South China Morning Post publishes story about alleged defector

Yesterday, Allahpundit wrote about the Daily Beast story about rumors that a high level Chinese State Security Minister had defected to the United States in February. According to the story, his name is Dong Jingwei and he is (or was) China’s top spy-catcher:

Dong is, or was, a longtime official in China’s Ministry of State Security (MSS), also known as the Guoanbu. His publicly available background indicates that he was responsible for the Ministry’s counterintelligence efforts in China, i.e., spy-catching, since being promoted to vice minister in April 2018. If the stories are true, Dong would be the highest-level defector in the history of the People’s Republic of China.

That story appeared to line up with a previous report that claimed a high-level Chinese defector had been giving the DIA information on the Wuhan Institute of Virology. The earlier report didn’t identify the defector by name. As Ed noted this morning, no one else in the national media has been willing to mention this so far.

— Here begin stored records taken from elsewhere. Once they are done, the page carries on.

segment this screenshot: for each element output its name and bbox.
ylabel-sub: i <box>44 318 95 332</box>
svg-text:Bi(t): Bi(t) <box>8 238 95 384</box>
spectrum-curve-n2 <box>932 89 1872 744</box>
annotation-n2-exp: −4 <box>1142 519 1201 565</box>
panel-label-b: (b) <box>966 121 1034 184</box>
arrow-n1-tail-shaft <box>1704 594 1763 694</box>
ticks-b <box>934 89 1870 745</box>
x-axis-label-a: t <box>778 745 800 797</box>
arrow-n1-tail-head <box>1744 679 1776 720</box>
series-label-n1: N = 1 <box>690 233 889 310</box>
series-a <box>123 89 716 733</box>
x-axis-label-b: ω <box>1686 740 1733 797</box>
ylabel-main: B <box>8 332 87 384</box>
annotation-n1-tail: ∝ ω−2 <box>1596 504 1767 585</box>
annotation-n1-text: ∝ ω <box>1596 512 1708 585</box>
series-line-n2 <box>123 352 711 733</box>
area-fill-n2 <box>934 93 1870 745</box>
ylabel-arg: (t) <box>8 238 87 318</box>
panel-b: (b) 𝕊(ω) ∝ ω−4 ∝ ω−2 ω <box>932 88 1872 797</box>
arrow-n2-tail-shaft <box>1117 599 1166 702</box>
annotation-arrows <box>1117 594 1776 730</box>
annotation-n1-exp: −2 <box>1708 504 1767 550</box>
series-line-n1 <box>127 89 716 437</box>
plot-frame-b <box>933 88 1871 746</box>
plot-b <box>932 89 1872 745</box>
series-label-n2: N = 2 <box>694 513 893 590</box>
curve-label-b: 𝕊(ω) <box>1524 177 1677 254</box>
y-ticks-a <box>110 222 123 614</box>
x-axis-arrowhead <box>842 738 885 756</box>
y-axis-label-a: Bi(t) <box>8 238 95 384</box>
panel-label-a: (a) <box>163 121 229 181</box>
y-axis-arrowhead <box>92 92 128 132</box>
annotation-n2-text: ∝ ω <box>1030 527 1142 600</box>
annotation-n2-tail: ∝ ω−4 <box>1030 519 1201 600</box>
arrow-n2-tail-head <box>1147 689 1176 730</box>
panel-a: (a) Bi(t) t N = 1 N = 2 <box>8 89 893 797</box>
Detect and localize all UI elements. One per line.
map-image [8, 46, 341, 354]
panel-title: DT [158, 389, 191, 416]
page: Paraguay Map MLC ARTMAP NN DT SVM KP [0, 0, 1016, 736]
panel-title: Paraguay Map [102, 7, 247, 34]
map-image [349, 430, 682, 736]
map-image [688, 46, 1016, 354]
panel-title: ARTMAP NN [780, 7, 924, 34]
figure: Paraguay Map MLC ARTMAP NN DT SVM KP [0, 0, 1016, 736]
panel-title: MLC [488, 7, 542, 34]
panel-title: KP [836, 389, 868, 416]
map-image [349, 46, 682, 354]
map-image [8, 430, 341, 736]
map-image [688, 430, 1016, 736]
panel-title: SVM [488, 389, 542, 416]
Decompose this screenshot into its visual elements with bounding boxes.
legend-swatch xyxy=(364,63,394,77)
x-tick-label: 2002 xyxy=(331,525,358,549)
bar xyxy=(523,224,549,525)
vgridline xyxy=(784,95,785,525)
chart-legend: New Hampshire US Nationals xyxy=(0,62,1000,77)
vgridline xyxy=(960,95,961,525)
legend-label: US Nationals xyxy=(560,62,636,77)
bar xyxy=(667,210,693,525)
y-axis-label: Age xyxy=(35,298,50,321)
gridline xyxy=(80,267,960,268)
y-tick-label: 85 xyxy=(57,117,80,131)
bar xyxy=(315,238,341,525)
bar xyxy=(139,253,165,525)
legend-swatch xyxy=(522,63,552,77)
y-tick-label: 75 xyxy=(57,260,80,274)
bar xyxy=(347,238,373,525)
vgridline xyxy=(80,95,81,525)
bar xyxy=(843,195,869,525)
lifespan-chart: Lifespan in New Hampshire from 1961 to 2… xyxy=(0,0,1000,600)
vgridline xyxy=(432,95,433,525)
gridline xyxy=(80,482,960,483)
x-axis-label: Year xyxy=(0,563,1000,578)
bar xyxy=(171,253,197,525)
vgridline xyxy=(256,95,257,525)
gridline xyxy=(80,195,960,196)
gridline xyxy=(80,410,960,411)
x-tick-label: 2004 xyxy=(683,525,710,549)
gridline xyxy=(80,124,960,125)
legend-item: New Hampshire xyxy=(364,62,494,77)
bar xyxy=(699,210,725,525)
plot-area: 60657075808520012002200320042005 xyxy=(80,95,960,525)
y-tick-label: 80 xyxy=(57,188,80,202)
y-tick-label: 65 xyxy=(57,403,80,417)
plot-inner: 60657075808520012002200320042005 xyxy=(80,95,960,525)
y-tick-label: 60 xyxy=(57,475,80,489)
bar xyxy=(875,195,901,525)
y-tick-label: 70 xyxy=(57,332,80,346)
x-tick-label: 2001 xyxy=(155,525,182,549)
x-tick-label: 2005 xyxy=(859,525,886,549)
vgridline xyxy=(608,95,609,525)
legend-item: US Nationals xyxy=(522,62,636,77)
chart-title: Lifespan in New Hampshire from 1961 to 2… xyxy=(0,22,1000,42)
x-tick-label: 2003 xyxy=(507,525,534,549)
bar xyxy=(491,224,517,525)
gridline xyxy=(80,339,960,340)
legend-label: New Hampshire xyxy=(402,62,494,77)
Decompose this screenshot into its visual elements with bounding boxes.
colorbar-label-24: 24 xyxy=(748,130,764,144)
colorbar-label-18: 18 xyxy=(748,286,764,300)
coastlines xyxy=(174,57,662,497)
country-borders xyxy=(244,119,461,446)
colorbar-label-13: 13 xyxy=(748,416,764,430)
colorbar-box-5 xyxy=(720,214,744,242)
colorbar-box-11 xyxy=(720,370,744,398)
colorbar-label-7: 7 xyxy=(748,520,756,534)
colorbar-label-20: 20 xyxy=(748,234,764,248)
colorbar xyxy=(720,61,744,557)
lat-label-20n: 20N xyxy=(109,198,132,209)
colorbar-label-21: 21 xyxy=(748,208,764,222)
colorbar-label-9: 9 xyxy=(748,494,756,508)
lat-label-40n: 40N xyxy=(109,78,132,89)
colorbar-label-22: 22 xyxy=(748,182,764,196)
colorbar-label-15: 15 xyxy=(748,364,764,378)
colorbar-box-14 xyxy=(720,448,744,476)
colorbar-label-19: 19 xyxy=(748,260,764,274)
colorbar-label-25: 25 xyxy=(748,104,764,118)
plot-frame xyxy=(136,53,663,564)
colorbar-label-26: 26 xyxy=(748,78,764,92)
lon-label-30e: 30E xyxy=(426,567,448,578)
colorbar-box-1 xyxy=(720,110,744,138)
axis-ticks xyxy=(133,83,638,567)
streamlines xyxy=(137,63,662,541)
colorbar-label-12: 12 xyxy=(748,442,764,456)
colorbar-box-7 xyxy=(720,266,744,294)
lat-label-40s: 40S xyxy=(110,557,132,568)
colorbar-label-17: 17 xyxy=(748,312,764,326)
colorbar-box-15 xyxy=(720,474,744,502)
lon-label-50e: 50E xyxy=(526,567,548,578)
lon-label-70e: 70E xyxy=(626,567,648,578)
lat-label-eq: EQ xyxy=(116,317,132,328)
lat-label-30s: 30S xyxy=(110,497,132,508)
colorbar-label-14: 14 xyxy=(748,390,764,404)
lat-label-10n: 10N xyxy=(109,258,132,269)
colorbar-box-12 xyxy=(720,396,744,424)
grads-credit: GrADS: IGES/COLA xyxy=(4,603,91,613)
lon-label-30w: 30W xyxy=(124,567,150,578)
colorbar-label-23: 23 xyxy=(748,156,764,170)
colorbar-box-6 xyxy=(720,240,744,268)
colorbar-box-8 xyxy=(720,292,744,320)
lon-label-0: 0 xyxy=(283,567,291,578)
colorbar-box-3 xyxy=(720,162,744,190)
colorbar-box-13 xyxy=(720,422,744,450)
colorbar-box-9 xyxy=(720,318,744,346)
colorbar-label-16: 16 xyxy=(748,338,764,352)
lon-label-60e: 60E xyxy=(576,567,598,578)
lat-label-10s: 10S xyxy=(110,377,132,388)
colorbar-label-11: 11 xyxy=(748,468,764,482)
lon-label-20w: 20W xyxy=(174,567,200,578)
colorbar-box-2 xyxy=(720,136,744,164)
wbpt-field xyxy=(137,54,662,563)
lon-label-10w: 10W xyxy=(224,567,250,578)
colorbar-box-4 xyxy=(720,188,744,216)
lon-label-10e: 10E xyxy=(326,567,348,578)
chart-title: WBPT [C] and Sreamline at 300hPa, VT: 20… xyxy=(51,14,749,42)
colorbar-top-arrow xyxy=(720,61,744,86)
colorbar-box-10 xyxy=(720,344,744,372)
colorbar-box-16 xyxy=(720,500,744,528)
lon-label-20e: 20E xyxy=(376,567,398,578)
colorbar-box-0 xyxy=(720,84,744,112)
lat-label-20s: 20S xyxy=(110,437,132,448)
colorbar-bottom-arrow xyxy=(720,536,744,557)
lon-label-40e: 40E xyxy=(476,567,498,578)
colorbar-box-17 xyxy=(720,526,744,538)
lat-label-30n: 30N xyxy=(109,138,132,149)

Today the South China Morning Post published a story which seems aimed at quietly discounting these claims. It’s headlined, “Top Chinese spy catcher Dong Jingwei warns agents to look out for those who collude with foreign forces.”

China’s top spy catcher has urged the country’s intelligence officers to step up their efforts to hunt down foreign agents and insiders who collude with “anti-China” forces.

Dong Jingwei, the vice-minister of state security, made the comments on Friday at a seminar on a counter-espionage regulation that came into effect in April.

A report on the event posted on Changanjian, the social media account operated by China’s top law enforcement agency, the Central Political and Legal Affairs Commission, did not specify where the seminar was held.

“The promulgation of such regulations provides us, the principal agents responsible for counter-espionage work, with the legal means to prevent, stop and combat criminal activities that would jeopardise our national security,” a read-out from the seminar said.

The story contains several more paragraphs of quotes but never mentions the rumors circulating online or in the U.S. about Dong being a defector. I guess it’s possible this is a coincidence but it doesn’t look that way. It looks as if a social media account run by Chinese law enforcement dropped this out there to make it clear that Dong is still in China and still working to catch spies. The one odd thing is that the initial report never mentioned where this seminar was held. Maybe that’s significant and maybe it’s not.

The South China Morning Post is published in Hong Kong and if you’ve been reading about the crackdown on press freedom just this week in Hong Kong then you already know that newspapers in Hong Kong have very limited autonomy. Looking through this Wikipedia page, it appears the SCMP has been accused of becoming an expression of Chinese “soft power” over the past few years. This is from a NY Times piece published in 2018:

If Alibaba is breathing new life into the paper, it has also given it a new mission: improving China’s image overseas and combating what it sees as anti-Chinese bias in the foreign media.

In effect, Alibaba has taken Hong Kong’s English-language paper of record since the days of British rule and put it on the leading edge of China’s efforts to project soft power abroad. Every day, The Post churns out dozens of articles about China, many of which seek to present a more positive view of the country. As it does, critics say it is moving away from independent journalism and pioneering a new form of propaganda.

And two years before that, the Guardian ran a story about the SCMP’s curious access to a woman who’d been kept under secret detention for a year:

Zhao Wei was seized in July 2015 at the start of a major government crackdown on human rights lawyers and was released on bail earlier this month, according to Chinese police.

Within days of that reported release the South China Morning Post managed to contact her despite the fact that Zhao’s own lawyer and husband said they had been unable to do so and suspected she was still under some form of custody…

“It’s just so sad. A newspaper that used to be one of the best in Asia is now becoming a mouthpiece,” one former employee told the Guardian this week…

The interview with her was conducted by telephone on 10 July, just three days after Zhao’s release was announced, and was published the following day under the headline: ‘Young Chinese legal activist ‘regrets’ civil rights activism’.

“I have come to realise that I have taken the wrong path,” Zhao was quoted as saying in the article. “I repent for what I did. I’m now a brand new person.”

She recanted and somehow the SCMP was able to get to her before anyone else knew where she was. Very curious indeed. All of that to say, the SCMP can’t necessarily be trusted to be independent these days.

But of course the fact that the SCMP published this story doesn’t prove the contents are true. The reporter in this case isn’t claiming he saw Dong Jingwei or even heard him speak, only that there was a report on a social media account run by the Chinese law enforcement claiming he said all these things at a seminar last Friday. Maybe that’s true and this is China’s way of trying to put an end to the rumors about his defection. On the other hand, maybe China is creating disinformation about Dong’s whereabouts for some other reason. We’re going to have to wait for confirmation from a more reliable source.